Since the grinding weakened the weld somewhat, we tig welded the opposite side of the sensor arm bracket to make up for what we ground off.
A quick shot of Rustoleum black paint was added to where we drilled, ground and welded to keep things from rusting. The bar was bolted back into the car and the ride height sensor arm was bolted back up.
The end links are now bolted into the new holes we just drilled.
The end link can now be bolted to the new more inboard hole.
17 comments
If you’re able to measure the distance from the bushing center to the end link holes on the bar, you can calculate the %change in leverage ratio from stock. If you have the stock specs… easy peasy to calculate the new effective torsion spring rate!
Of course but the bar is not a simple torsion tube, there are two bends in the bar before that point and a kink in the middle as stated in the article.. That’s why we gave an approximate gain.
Why not do a simple test? Disconnect one end link and hang 100lb from the front hole and then the rear hole and compare deflection.
Knowing the exact amount of stiffness increase isn’t relevant, because what are you going to do with the info? It’s not like you are designing a bar from scratch and need to figure out what diameter you need. You are adding stiffness to an existing design and you don’t have much choice as far as how far forward you can make the hole. For me it’s not worth the time when I can calculate it close enough.
The Puhn sway bar formula uses the angled length of the lever squared, as the major part of the denominator. Looks like it would be twice the stiffness increase you noted for the shorter arm, using Puhn’s method. Testing is best, as it includes bushing flex. But using a calculator is easier. http://www.gtsparkplugs.com/Sway-Bar-Calculator.html
My own calculator has more math for additional bends.
This is genius. Nice DIY!!!
well I know what I’ll be doing next weekend or when my FIGS LCA arrives…
Wow, it’s not easy to drill thru a sway bar like that. Kudos!
With a good drill bit its not too bad.
Mike, bottom line is you nailed it with the 2nd hole location, providing neutral handling with rear bar in the middle setting. Does your formula show a softer or stiffer rate due to center bends? Well done!
The more bends the softer.
“My own calculator has more math for additional bends.” Just curious Mike, do you alter the Puhn formula input by adding the extra length between bushings, due to the bends ? Some engineers use industrial pipe flex programs to model bar stiffness.
FYI, our bench testing showed when the span between link holes at bar ends is much greater than bushing span, and rubber bushings are used, the Puhn rate for a “Puhn” type bars can be almost 50% softer.
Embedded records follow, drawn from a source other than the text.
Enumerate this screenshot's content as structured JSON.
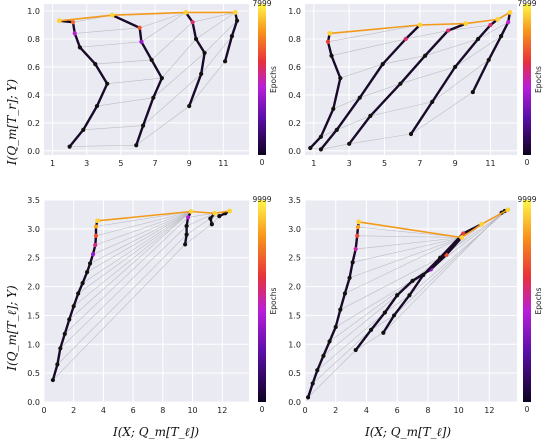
{
  "figure": {
    "shared_ylabel_top": "I(Q_m[T_r]; Y)",
    "shared_ylabel_bottom": "I(Q_m[T_ℓ]; Y)",
    "shared_xlabel": "I(X; Q_m[T_ℓ])",
    "colorbar_label": "Epochs",
    "colors": {
      "panel_bg": "#eaeaf2",
      "grid": "#ffffff",
      "line": "#b0b0b8",
      "dot_start": "#111111"
    }
  },
  "chart_data": [
    {
      "type": "line",
      "panel": "top-left",
      "xlim": [
        0.5,
        12.5
      ],
      "ylim": [
        -0.03,
        1.05
      ],
      "xticks": [
        1,
        3,
        5,
        7,
        9,
        11
      ],
      "yticks": [
        0.0,
        0.2,
        0.4,
        0.6,
        0.8,
        1.0
      ],
      "x_tick_labels": [
        "1",
        "3",
        "5",
        "7",
        "9",
        "11"
      ],
      "y_tick_labels": [
        "0.0",
        "0.2",
        "0.4",
        "0.6",
        "0.8",
        "1.0"
      ],
      "ylabel": "I(Q_m[T_r]; Y)",
      "xlabel": "",
      "colorbar": {
        "label": "Epochs",
        "min_label": "0",
        "max_label": "7999"
      },
      "grid": true,
      "series": [
        {
          "points": [
            [
              2.0,
              0.03
            ],
            [
              2.8,
              0.15
            ],
            [
              3.6,
              0.32
            ],
            [
              4.2,
              0.48
            ],
            [
              3.5,
              0.62
            ],
            [
              2.6,
              0.74
            ],
            [
              2.3,
              0.84
            ],
            [
              2.2,
              0.92
            ],
            [
              1.4,
              0.93
            ]
          ]
        },
        {
          "points": [
            [
              5.9,
              0.04
            ],
            [
              6.3,
              0.18
            ],
            [
              6.9,
              0.38
            ],
            [
              7.4,
              0.52
            ],
            [
              6.8,
              0.65
            ],
            [
              6.2,
              0.78
            ],
            [
              6.1,
              0.88
            ],
            [
              4.5,
              0.97
            ]
          ]
        },
        {
          "points": [
            [
              9.0,
              0.32
            ],
            [
              9.7,
              0.55
            ],
            [
              9.9,
              0.7
            ],
            [
              9.4,
              0.8
            ],
            [
              9.2,
              0.92
            ],
            [
              8.8,
              0.99
            ]
          ]
        },
        {
          "points": [
            [
              11.1,
              0.64
            ],
            [
              11.5,
              0.82
            ],
            [
              11.8,
              0.93
            ],
            [
              11.7,
              0.99
            ]
          ]
        }
      ]
    },
    {
      "type": "line",
      "panel": "top-right",
      "xlim": [
        0.5,
        12.5
      ],
      "ylim": [
        -0.03,
        1.05
      ],
      "xticks": [
        1,
        3,
        5,
        7,
        9,
        11
      ],
      "yticks": [
        0.0,
        0.2,
        0.4,
        0.6,
        0.8,
        1.0
      ],
      "x_tick_labels": [
        "1",
        "3",
        "5",
        "7",
        "9",
        "11"
      ],
      "y_tick_labels": [
        "0.0",
        "0.2",
        "0.4",
        "0.6",
        "0.8",
        "1.0"
      ],
      "ylabel": "",
      "xlabel": "",
      "colorbar": {
        "label": "Epochs",
        "min_label": "0",
        "max_label": "7999"
      },
      "grid": true,
      "series": [
        {
          "points": [
            [
              0.8,
              0.02
            ],
            [
              1.4,
              0.1
            ],
            [
              2.1,
              0.3
            ],
            [
              2.5,
              0.52
            ],
            [
              2.0,
              0.68
            ],
            [
              1.8,
              0.78
            ],
            [
              1.9,
              0.84
            ]
          ]
        },
        {
          "points": [
            [
              1.4,
              0.01
            ],
            [
              2.3,
              0.15
            ],
            [
              3.6,
              0.38
            ],
            [
              4.9,
              0.62
            ],
            [
              6.2,
              0.8
            ],
            [
              7.0,
              0.9
            ]
          ]
        },
        {
          "points": [
            [
              3.0,
              0.05
            ],
            [
              4.2,
              0.25
            ],
            [
              5.9,
              0.48
            ],
            [
              7.3,
              0.68
            ],
            [
              8.6,
              0.86
            ],
            [
              9.6,
              0.91
            ]
          ]
        },
        {
          "points": [
            [
              6.5,
              0.12
            ],
            [
              7.7,
              0.35
            ],
            [
              9.0,
              0.6
            ],
            [
              10.3,
              0.8
            ],
            [
              11.0,
              0.9
            ],
            [
              11.4,
              0.94
            ]
          ]
        },
        {
          "points": [
            [
              10.0,
              0.42
            ],
            [
              10.9,
              0.65
            ],
            [
              11.6,
              0.82
            ],
            [
              12.0,
              0.92
            ],
            [
              12.1,
              0.99
            ]
          ]
        }
      ]
    },
    {
      "type": "line",
      "panel": "bottom-left",
      "xlim": [
        0.0,
        13.8
      ],
      "ylim": [
        0.0,
        3.5
      ],
      "xticks": [
        0,
        2,
        4,
        6,
        8,
        10,
        12
      ],
      "yticks": [
        0.0,
        0.5,
        1.0,
        1.5,
        2.0,
        2.5,
        3.0,
        3.5
      ],
      "x_tick_labels": [
        "0",
        "2",
        "4",
        "6",
        "8",
        "10",
        "12"
      ],
      "y_tick_labels": [
        "0.0",
        "0.5",
        "1.0",
        "1.5",
        "2.0",
        "2.5",
        "3.0",
        "3.5"
      ],
      "ylabel": "I(Q_m[T_ℓ]; Y)",
      "xlabel": "I(X; Q_m[T_ℓ])",
      "colorbar": {
        "label": "Epochs",
        "min_label": "0",
        "max_label": "9999"
      },
      "grid": true,
      "series": [
        {
          "points": [
            [
              0.6,
              0.38
            ],
            [
              0.9,
              0.65
            ],
            [
              1.1,
              0.93
            ],
            [
              1.4,
              1.18
            ],
            [
              1.7,
              1.43
            ],
            [
              2.0,
              1.66
            ],
            [
              2.3,
              1.88
            ],
            [
              2.6,
              2.06
            ],
            [
              2.9,
              2.25
            ],
            [
              3.1,
              2.4
            ],
            [
              3.3,
              2.56
            ],
            [
              3.45,
              2.72
            ],
            [
              3.5,
              2.88
            ],
            [
              3.5,
              3.04
            ],
            [
              3.6,
              3.14
            ]
          ]
        },
        {
          "points": [
            [
              9.5,
              2.73
            ],
            [
              9.6,
              2.9
            ],
            [
              9.6,
              3.05
            ],
            [
              9.7,
              3.2
            ],
            [
              9.9,
              3.3
            ]
          ]
        },
        {
          "points": [
            [
              11.3,
              3.08
            ],
            [
              11.2,
              3.18
            ],
            [
              11.5,
              3.27
            ]
          ]
        },
        {
          "points": [
            [
              11.8,
              3.22
            ],
            [
              12.2,
              3.27
            ],
            [
              12.5,
              3.31
            ]
          ]
        }
      ]
    },
    {
      "type": "line",
      "panel": "bottom-right",
      "xlim": [
        0.0,
        13.8
      ],
      "ylim": [
        0.0,
        3.5
      ],
      "xticks": [
        0,
        2,
        4,
        6,
        8,
        10,
        12
      ],
      "yticks": [
        0.0,
        0.5,
        1.0,
        1.5,
        2.0,
        2.5,
        3.0,
        3.5
      ],
      "x_tick_labels": [
        "0",
        "2",
        "4",
        "6",
        "8",
        "10",
        "12"
      ],
      "y_tick_labels": [
        "0.0",
        "0.5",
        "1.0",
        "1.5",
        "2.0",
        "2.5",
        "3.0",
        "3.5"
      ],
      "ylabel": "",
      "xlabel": "I(X; Q_m[T_ℓ])",
      "colorbar": {
        "label": "Epochs",
        "min_label": "0",
        "max_label": "9999"
      },
      "grid": true,
      "series": [
        {
          "points": [
            [
              0.2,
              0.08
            ],
            [
              0.5,
              0.32
            ],
            [
              0.8,
              0.55
            ],
            [
              1.2,
              0.8
            ],
            [
              1.6,
              1.05
            ],
            [
              2.0,
              1.3
            ],
            [
              2.3,
              1.6
            ],
            [
              2.6,
              1.88
            ],
            [
              2.9,
              2.15
            ],
            [
              3.1,
              2.42
            ],
            [
              3.3,
              2.65
            ],
            [
              3.4,
              2.88
            ],
            [
              3.45,
              3.03
            ],
            [
              3.5,
              3.12
            ]
          ]
        },
        {
          "points": [
            [
              3.3,
              0.9
            ],
            [
              4.3,
              1.25
            ],
            [
              5.2,
              1.55
            ],
            [
              6.0,
              1.85
            ],
            [
              7.0,
              2.1
            ],
            [
              8.2,
              2.3
            ],
            [
              9.2,
              2.55
            ],
            [
              10.2,
              2.85
            ]
          ]
        },
        {
          "points": [
            [
              5.1,
              1.2
            ],
            [
              5.8,
              1.5
            ],
            [
              6.8,
              1.85
            ],
            [
              7.7,
              2.2
            ],
            [
              8.8,
              2.5
            ],
            [
              10.3,
              2.92
            ],
            [
              11.5,
              3.08
            ]
          ]
        },
        {
          "points": [
            [
              12.8,
              3.28
            ],
            [
              13.0,
              3.31
            ],
            [
              13.2,
              3.33
            ]
          ]
        }
      ]
    }
  ]
}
Due to rigid body bar motion under load.
I use Nissan’s model and equations. I used to use it at work and still do. You input the diameter, ID and OD if tubular, Length between brackets, distance from bracket to control arm mounting point, lateral difference, number of bends, bend degrees, and motion ratio. To be honest I don’t use it much, only when I get to design something from scratch. Or if the customer wants to pay for my time for me to model their car and redo everything. I usually have to work with what’s available like most engineers. The majority of my work, I get hired for a day or two and make the car better with what’s available, tell the customer what they need to do then get hired for another test session which is usually pretty close to spot on. A lot of customers can’t give me the input info for their cars and don’t want to pay for our shop time for us to measure it so I don’t have a super-accurate model going in. I do have a lot of experience though and my first guess is usually pretty close if not spot on. Most customers only want me to come and turn the shock knobs on the expensive shocks they don’t understand and set the alignment and tire pressures to my recommendations. Usually, this alone makes a huge difference and seconds off lap times. Not too many people get that all of this is a cheap way to go faster. Most want more power and crazier aero because it’s sexy I guess. If you follow what I do you will notice that most of my cars I have had success with a low buck, low investment, low power, and efficient but minimal aero.
The Nissan bar program sounds impressive, and links back to the rate at the wheel using the MR. And based on your experience and customer demands it’s a limited use tool. I understand how people don’t know how to adjust coilovers, like trying to set ride height with the preload setting. I worked on the suspension of a Mazdaspeed6 that was a top finisher in ESP Solo 1 Nationals. He used “Fat Cat” to dial in shocks and spring rates, and shock tuning was a huge factor https://www.youtube.com/watch?v=sFxc08QbsGM . The “Cat” did use a fudged MR in the rear to soften springs, a big mistake.
When you worked for Nissan Racing, did you run into Kas Kastner? He was once with Group 44 racing, and helped me with my 68 Triumph SCCA DP project, along with his mechanics Brian & Lanky.
“Our Project Lexus IS-F has never gotten a performance front swaybar even though it has a larger adjustable Sikky Manufacturing rear anti swaybar. The main reason is no one makes a front bar for it!”
… doesn’t Sikky also sell a front bar? I see one listed on their site for the ISF. Is there a functional reason you didn’t use that instead of doing this modification (other than cost)?
I looked and you are right, Sikky now has a front bar but they didn’t for a few years. The main reason I did this was I had the car on the lift to change the oil, was looking at the front bar and had an idea!